All the ingredients that caused the financial crisis of 2007-2009 are thus reunited. If subprimes, objects of dubious manipulations have disappeared from securitized receivables, fragile and uncertain receivables persist and continue to be disseminated in all the structured products we have just mentioned. And whatever the share of these fragile claims at high interest rates in each of these products, it is enough that one or a few of them defaults to contaminate the product itself, because here, by construction, the amalgam of claims prohibits the isolation of the components. Investors holding a structured product whose yield is reduced or is bankrupt, will immediately try to resell it and will then enter a cycle of asset devaluation and all, each in turn, will be forced to do so until the beginning then the loss of their own capital.
Given the scale of the exchanges, we will not have to count on any issuer of CDS to absorb a default concerning all these investors: AIG, the main American insurance group and main issuer of CDS during the financial crisis of 2007- 2009 almost died and was saved at the last minute by the United States Federal Reserve which granted it a loan of 80% of its capital.

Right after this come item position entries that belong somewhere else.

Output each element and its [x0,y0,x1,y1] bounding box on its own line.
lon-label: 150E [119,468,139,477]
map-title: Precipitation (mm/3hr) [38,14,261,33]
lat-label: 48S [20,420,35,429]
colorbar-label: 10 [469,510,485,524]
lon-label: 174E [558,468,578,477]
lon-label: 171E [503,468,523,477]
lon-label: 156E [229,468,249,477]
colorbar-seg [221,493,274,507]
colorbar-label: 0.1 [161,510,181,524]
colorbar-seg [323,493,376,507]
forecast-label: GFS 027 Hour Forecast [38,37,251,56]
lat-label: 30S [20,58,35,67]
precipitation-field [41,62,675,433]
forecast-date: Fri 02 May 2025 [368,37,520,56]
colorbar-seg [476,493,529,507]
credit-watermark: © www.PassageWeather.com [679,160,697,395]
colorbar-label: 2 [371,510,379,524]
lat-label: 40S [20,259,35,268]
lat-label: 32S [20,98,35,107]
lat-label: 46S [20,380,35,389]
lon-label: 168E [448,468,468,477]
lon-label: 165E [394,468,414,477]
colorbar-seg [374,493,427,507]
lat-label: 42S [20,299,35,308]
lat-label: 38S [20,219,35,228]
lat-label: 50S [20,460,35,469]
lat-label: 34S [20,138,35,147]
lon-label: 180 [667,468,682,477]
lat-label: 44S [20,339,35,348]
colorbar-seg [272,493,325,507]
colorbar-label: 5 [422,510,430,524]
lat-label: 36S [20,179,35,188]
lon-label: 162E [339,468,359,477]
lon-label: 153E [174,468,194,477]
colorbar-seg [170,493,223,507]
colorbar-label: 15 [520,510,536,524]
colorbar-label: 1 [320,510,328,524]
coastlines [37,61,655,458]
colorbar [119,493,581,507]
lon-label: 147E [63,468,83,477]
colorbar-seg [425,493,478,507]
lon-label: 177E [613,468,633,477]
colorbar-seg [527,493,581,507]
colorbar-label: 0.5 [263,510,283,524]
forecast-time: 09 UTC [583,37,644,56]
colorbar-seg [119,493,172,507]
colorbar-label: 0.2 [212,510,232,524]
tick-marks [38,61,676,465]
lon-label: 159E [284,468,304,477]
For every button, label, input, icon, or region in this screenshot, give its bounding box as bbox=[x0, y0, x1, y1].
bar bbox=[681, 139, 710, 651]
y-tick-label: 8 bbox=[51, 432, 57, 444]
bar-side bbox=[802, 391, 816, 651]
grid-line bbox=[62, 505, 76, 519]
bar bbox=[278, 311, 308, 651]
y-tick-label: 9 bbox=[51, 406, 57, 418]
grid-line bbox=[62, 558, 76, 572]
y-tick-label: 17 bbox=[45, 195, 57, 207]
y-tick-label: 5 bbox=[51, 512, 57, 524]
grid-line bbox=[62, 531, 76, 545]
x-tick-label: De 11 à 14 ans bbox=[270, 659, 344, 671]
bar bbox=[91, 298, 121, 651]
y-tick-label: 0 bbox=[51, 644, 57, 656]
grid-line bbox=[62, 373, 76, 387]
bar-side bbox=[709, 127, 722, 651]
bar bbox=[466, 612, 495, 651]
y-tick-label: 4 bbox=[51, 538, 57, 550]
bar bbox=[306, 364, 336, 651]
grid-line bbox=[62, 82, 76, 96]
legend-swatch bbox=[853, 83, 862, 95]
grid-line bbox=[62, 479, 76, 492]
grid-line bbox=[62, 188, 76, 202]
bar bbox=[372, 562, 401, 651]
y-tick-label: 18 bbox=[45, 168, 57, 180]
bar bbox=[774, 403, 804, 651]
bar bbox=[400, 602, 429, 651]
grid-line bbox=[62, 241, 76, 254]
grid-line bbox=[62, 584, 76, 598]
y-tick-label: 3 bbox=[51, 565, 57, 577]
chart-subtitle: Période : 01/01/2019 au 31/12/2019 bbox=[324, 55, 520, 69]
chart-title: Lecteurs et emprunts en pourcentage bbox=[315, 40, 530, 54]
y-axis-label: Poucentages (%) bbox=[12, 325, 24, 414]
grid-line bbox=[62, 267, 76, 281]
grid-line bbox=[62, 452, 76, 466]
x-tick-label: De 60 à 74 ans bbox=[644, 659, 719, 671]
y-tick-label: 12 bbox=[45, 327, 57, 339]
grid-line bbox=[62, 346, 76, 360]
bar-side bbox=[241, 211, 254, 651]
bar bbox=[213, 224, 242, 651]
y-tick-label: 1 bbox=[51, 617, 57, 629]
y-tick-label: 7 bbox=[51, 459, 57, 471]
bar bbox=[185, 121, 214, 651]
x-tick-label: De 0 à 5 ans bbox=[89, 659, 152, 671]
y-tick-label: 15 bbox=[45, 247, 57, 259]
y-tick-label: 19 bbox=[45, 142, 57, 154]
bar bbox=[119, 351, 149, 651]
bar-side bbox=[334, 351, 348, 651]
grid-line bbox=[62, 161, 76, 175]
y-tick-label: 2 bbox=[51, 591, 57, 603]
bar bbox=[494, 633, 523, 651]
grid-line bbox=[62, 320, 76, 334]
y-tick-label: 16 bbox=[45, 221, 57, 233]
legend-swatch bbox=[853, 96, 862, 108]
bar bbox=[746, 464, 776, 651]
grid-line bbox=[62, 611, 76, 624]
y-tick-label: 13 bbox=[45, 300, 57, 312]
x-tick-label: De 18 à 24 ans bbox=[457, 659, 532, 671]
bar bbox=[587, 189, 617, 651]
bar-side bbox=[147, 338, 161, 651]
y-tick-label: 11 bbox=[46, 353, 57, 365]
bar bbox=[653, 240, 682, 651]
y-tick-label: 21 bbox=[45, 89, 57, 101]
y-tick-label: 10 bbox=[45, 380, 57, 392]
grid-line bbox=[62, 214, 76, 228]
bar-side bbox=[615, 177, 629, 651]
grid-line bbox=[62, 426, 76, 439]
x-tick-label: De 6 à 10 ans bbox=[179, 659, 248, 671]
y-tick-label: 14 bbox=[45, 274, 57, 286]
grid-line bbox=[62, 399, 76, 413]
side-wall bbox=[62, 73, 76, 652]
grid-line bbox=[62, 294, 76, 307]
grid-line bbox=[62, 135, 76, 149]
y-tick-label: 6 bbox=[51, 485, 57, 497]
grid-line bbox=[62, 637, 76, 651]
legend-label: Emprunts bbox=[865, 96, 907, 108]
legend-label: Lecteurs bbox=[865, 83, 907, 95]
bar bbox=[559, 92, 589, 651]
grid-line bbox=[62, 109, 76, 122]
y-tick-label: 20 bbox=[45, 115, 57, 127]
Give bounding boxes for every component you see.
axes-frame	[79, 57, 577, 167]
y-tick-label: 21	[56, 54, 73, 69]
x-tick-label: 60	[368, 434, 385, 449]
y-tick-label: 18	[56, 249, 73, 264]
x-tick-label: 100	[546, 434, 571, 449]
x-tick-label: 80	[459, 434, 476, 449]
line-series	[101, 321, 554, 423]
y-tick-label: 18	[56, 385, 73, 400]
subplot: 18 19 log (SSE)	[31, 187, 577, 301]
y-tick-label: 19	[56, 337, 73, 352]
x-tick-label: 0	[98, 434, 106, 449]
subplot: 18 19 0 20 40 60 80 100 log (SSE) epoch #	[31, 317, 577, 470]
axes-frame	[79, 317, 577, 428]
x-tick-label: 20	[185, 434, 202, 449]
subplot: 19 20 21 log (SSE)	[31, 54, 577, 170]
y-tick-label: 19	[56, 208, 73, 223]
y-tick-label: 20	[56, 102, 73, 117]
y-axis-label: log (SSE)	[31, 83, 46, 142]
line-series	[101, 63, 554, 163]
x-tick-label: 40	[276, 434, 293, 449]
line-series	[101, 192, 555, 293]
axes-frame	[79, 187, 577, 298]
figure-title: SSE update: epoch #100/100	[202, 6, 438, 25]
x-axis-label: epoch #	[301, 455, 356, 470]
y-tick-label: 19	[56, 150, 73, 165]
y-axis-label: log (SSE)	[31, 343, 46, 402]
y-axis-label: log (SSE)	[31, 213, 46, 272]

Despite the recent history of the last major global financial crisis, today we see the development, once again, of these dangerous products for the sole purpose of luring investors to the detriment of awareness of the risk they may incur. And even more serious, these products can only harm the proper functioning of the financial markets themselves.
The financial crisis could then spread rapidly to the global economy, giving way to a new recession.
Added to this is the pressure exerted by the US private banking lobby on the regulatory authorities to call into question or at least reduce the weight of the stress tests. These tests, which measure the adequacy of the capital and liquidity held by banks to cope with crises, have been required since the 2007-2009 financial crisis and are intended to avoid taxpayers having to bail out their banks. The mandate of the new President of the United States, an apostle of deregulation, does not augur well for the future, other than arbitration against the monetary and financial authorities and recourse to blind laisser faire.
It is likely that the beginnings of a new financial crisis are in the making, and given the value of the transactions carried out by the world’s financial markets, this crisis would be more serious than the last one.
-The myopia of disaster
A recent concept used in behavioural microeconomics, that of disaster myopia ( Guttentag / Harrington 1986 ), seems to us to be particularly appropriate to the situation. This concept formalises the behaviour of company directors who measure the occurrence of a risk or economic shock according to the memory they have of it.
This memory depends on the length of time elapsed since the last occurrence of this risk or shock.
When the probability of occurrence is considered almost zero, because it is too distant in time or even considered to have a random periodicity, then we can speak of disaster myopia.
This attitude prevents the understanding and analysis of the warning signs of future difficulties and leads to them being accentuated by aggravating decisions because they forget the lessons learned from previous events.
We can say that we are there….but this time, unfortunately, the “disaster myopia” applies to the scale of global economic and financial authorities.